Early treatment of osteoarthritis of the hip is nonsurgical. Your doctor may recommend a range of treatment options.
- Lifestyle modifications- Some changes in your daily life can protect your hip joint and slow the progress of osteoarthritis.
- Minimizing activities that aggravate the condition, such as climbing stairs.
- Switching from high-impact activities (like jogging or tennis) to lower impact activities (like swimming or cycling) will put less stress on your hip.
- Losing weight can reduce stress on the hip joint, resulting in less pain and increased function.
- Physical therapy – Specific exercises can help increase range of motion and flexibility, as well as strengthen the muscles in your hip and leg. Your doctor or physical therapist can help develop an individualized exercise program that meets your needs and lifestyle.
- Orthotic Aids – Using walking supports like a cane, crutches, or a walker can improve mobility and independence.
- Medications – If your pain affects your daily routine, or is not relieved by other nonsurgical methods, your doctor may add medication to your treatment plan.
- Pain Killer - Over-the-counter pain killers are usually the first choice of remedy for arthritis of the knee. Like all medications, over-the-counter pain relievers can cause side effects and interact with other medications you are taking. Please discuss the use of pain killers with your treating surgeon to fully understand the potential side-effects.
- Intra-articular (Within the joint) Injections - Corticosteroids (also known as cortisone) can be injected into the joint. These injections provide pain relief and reduce inflammation; however, the effects are temporary and repeated use can lead to potential long term damage to the cartilage of the joint. Your doctor may recommend limiting the number of injections to three or four per year, per joint, due to possible side effects.
- Viscosupplementation – Artificial gel-like substances which mimic the role of joint fluid in reducing the friction between bones during movements, thereby lubricating the joint. Injecting these substances into the joint to improve the quality of the joint fluid.
- Cartilage Supplements – Artificial gel-like substances which mimic the role of joint fluid in reducing the friction between bones during movements, thereby lubricating the joint. Injecting these substances into the joint to improve the quality of the joint fluid.
Your doctor may recommend surgery if your pain from arthritis causes disability and is not relieved with nonsurgical treatment
- Osteotomy- Either the head of the thighbone or the socket is cut and realigned to take pressure off of the hip joint. This procedure is used only rarely to treat osteoarthritis of the hip.

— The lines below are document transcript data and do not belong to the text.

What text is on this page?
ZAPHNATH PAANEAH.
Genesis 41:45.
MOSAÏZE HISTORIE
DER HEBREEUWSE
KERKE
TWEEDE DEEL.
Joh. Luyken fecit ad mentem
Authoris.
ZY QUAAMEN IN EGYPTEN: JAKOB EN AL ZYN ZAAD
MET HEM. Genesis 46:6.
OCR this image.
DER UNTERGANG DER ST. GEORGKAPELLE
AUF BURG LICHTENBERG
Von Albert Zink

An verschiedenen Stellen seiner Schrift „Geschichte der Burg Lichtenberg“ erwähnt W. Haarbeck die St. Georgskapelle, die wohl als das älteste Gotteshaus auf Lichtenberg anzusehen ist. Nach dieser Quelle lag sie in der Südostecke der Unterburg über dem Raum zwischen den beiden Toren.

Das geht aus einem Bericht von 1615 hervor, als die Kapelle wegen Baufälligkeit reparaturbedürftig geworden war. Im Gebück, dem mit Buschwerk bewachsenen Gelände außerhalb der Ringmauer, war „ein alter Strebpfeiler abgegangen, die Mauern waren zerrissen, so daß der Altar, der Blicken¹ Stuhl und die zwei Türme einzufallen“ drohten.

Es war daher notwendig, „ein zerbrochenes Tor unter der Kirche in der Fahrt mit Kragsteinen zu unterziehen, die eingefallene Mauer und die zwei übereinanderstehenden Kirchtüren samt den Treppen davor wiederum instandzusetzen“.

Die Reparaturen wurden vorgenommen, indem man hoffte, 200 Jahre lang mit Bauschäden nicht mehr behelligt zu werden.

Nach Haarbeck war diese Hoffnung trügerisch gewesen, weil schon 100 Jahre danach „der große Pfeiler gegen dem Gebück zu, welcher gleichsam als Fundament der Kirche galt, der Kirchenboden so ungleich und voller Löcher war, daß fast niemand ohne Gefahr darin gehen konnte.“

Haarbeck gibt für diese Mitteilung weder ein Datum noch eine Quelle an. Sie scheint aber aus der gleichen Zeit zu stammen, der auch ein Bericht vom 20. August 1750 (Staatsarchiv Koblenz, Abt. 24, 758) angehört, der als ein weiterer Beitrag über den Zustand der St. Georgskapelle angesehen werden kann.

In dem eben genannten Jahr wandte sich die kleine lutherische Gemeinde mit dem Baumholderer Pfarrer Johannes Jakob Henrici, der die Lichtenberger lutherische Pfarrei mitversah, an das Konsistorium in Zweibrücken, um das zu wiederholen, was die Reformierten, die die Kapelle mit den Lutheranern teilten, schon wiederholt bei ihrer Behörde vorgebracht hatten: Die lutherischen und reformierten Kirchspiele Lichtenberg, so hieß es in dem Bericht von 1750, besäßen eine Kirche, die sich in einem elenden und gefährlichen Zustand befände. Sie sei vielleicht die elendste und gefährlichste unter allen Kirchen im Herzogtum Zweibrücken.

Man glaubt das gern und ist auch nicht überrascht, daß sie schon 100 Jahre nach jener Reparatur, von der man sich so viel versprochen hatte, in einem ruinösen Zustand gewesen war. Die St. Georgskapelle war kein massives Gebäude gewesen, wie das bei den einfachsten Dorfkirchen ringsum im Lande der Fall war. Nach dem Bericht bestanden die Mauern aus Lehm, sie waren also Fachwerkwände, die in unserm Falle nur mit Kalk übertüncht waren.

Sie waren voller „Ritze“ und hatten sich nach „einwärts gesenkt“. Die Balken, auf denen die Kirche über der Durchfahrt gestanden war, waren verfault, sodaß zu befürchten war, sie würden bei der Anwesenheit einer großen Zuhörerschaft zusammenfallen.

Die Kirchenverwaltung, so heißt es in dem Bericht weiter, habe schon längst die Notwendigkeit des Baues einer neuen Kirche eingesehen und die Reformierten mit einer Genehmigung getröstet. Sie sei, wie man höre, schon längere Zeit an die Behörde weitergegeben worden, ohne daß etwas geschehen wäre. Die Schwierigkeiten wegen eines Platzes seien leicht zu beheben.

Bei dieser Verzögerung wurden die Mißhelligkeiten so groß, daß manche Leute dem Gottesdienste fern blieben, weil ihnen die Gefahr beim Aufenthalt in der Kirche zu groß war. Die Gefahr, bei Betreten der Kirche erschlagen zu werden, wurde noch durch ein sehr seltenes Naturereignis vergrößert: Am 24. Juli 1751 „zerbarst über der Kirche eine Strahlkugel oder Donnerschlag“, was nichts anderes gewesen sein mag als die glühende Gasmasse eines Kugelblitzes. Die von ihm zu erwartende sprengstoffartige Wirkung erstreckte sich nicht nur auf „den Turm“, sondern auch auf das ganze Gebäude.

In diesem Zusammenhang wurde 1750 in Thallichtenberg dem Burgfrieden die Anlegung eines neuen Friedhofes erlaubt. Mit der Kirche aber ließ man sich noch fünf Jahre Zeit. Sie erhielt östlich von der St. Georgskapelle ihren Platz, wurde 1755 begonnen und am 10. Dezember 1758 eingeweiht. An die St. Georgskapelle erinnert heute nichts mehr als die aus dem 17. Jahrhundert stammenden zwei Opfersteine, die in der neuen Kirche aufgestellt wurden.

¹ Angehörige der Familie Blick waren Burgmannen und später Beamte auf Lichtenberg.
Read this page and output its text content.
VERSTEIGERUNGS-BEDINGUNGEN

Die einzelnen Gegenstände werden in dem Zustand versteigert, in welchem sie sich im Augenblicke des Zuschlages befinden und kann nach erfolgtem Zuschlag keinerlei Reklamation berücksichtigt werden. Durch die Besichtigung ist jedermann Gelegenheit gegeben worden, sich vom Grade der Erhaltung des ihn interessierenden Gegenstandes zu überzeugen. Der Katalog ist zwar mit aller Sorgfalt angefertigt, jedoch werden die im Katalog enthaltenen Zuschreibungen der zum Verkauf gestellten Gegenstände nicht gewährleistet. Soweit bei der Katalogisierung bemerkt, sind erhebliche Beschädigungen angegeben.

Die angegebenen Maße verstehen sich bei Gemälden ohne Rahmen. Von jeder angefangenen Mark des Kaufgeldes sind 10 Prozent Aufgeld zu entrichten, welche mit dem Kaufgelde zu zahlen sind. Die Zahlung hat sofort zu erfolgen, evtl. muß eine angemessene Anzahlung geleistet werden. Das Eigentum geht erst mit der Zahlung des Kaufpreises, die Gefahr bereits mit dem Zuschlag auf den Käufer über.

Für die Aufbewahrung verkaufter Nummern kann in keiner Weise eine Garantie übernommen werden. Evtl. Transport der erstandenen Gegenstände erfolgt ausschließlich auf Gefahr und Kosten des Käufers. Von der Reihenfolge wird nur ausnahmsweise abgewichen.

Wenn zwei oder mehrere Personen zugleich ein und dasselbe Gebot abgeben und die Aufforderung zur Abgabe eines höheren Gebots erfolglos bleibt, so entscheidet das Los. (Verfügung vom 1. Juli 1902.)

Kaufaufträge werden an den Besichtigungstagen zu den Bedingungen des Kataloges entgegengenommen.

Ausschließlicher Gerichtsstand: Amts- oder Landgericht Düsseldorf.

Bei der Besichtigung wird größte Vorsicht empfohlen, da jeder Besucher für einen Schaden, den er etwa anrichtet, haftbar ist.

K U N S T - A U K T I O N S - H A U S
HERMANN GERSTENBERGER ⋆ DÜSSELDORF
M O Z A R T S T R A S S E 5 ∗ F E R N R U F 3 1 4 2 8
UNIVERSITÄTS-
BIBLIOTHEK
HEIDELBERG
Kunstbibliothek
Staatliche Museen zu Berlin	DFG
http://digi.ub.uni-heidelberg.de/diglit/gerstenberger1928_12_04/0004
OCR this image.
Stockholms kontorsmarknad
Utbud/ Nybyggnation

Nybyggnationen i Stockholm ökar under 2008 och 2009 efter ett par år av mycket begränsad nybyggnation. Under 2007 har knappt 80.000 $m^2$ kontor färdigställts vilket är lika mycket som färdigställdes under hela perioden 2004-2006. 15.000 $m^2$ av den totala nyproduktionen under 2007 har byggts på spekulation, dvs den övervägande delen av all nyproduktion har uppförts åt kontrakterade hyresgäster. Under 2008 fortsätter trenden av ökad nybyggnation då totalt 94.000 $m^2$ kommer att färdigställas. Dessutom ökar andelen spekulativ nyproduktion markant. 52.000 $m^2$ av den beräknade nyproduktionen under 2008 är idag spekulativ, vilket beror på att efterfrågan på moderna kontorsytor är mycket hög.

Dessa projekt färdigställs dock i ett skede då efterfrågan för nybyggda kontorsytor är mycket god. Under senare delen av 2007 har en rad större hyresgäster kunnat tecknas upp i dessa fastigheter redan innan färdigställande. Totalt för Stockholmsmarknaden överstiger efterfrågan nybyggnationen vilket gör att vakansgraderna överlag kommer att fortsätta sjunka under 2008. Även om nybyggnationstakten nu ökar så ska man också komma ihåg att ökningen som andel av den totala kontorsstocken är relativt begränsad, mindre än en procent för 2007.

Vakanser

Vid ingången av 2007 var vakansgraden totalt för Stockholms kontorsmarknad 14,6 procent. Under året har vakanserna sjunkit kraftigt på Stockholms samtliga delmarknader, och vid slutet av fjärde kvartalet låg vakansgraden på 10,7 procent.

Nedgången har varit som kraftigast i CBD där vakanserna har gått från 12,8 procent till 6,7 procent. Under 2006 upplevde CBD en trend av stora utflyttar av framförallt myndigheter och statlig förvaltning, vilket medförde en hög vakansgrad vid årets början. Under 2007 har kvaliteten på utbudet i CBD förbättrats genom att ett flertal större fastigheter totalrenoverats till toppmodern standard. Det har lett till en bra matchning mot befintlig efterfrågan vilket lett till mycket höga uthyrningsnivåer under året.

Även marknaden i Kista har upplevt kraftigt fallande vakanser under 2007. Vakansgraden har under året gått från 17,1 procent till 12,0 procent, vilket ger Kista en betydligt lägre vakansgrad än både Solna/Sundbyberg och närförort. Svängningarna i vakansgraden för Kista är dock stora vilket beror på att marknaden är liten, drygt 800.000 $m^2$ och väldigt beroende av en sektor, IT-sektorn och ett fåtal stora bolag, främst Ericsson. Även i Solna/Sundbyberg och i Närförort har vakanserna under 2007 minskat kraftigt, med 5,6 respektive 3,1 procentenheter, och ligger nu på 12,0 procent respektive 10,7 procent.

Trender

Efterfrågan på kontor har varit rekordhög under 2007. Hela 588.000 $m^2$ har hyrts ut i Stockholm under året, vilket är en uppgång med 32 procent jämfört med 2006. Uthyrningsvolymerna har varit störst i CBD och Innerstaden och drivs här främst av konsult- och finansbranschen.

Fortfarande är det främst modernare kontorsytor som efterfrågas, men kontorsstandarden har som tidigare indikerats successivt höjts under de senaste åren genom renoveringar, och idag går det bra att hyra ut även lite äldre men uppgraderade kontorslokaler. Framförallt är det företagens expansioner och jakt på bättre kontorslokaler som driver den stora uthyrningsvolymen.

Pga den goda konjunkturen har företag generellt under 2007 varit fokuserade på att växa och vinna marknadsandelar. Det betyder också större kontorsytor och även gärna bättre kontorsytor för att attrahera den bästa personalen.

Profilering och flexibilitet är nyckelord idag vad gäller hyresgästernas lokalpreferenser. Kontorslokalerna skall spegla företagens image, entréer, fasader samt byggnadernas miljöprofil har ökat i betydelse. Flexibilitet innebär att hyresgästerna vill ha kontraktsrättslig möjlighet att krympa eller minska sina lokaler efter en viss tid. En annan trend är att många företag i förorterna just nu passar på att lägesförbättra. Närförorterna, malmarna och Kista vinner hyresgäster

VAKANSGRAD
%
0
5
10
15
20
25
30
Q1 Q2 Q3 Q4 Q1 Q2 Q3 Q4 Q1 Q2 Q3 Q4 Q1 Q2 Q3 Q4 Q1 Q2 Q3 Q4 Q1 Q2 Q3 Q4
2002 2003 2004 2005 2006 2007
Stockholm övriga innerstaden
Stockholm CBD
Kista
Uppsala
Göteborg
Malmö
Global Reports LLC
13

- Hip resurfacing –In this hip replacement procedure, the damaged bone and cartilage in the acetabulum (hip socket) is removed and replaced with a metal shell. The head of the femur, however, is not removed, but instead capped with a smooth metal covering
- Total hip replacement. –Your doctor will remove both the damaged acetabulum and femoral head, and then position new metal, plastic or ceramic joint surfaces to restore the function of your hip.